Energy dependent ratios of level-density parameters in superheavy nuclei

TL;DR

This paper investigates the ratios of level-density parameters in superheavy nuclei at various fission and decay stages, revealing how shell effects and collective phenomena influence decay probabilities and nuclear stability.

Contribution

It provides a detailed calculation of level-density parameter ratios in superheavy nuclei, highlighting the energy dependence and the impact of shell effects and collective enhancements.

Findings

The $a_{p}/a_{n}$ and $a_{ ext{alpha}}/a_{n}$ ratios lack characteristic maxima with excitation energy.

Shell effects significantly influence the energy dependence of level-density ratios.
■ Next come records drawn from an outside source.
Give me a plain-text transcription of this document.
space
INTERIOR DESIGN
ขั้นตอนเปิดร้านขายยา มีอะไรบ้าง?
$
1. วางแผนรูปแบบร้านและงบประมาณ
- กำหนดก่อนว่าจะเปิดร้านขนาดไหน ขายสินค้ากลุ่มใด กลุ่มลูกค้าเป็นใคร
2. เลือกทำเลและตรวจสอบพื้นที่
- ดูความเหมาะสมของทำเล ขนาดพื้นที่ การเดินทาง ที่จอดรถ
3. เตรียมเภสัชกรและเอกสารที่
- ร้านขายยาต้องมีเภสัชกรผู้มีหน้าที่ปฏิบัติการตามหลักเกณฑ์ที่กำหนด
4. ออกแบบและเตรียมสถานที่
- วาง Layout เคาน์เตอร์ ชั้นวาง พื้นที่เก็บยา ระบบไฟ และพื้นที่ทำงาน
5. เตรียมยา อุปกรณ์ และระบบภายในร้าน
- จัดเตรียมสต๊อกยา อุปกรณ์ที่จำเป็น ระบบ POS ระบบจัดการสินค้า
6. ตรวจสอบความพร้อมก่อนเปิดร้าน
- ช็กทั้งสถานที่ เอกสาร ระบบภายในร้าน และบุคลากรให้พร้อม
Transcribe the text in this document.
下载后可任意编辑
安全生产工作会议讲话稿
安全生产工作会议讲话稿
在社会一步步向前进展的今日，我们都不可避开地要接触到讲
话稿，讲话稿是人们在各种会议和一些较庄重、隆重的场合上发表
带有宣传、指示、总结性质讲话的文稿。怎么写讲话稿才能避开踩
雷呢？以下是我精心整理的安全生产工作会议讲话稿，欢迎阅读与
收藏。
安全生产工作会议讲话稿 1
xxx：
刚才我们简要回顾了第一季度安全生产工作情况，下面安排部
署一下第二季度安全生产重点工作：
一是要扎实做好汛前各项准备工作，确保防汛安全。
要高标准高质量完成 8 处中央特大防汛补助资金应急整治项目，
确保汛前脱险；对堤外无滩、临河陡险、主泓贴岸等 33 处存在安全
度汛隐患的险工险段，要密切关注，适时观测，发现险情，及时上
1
Collective enhancements due to cluster degrees of freedom are important in alpha decay.

Abstract

The nuclear level densities and level-density parameters in fissioning nuclei at their saddle points of fission barriers - $a_{f}$, as well as those for neutron - $a_{n}$, proton - $a_{p}$ , and $\alpha$-particle - $a_{\alpha}$ emission residues at the ground states are calculated for isotopic chains of superheavy nuclei with $Z$=112-120. The calculations are performed with the superfluid formalism using the single-particle energies obtained from the diagonalization of the deformed Woods-Saxon potential. Spectra were generated at global minima of the adiabatic potential energy surfaces, found by the multidimensional minimization method, and at the proper saddle points, found by the "immersion water flow" technique on multidimensional energy grids, with allowed the reflection and axial symmetry breaking. The influence of shell effects on the energy dependence of the ratios of level-density parameters corresponding to residues of the considered decay modes to those of neutron emission is studied. We have shown that, in contrast to the $a_{f}/a_{n}$ ratio, the $a_{p}/a_{n}$ and $a_{\alpha}/a_{n}$ ratios do not show characteristic maxima depending on the excitation energy of the compound nucleus being formed. In the case of alpha decay, we identified the collective enhancement caused by cluster degrees of freedom to play quite an important role. The energetic course of the variability of the level density parameters before reaching the asymptotic value, not taken into account so far, will be of great importance for the estimation of the probabilities of de-excitation cascades via light particles emission in competition with splitting and thus for the determination of the survival probabilities and finally for the total production cross-sections of superheavy nuclei in channels with their (light particles) participation.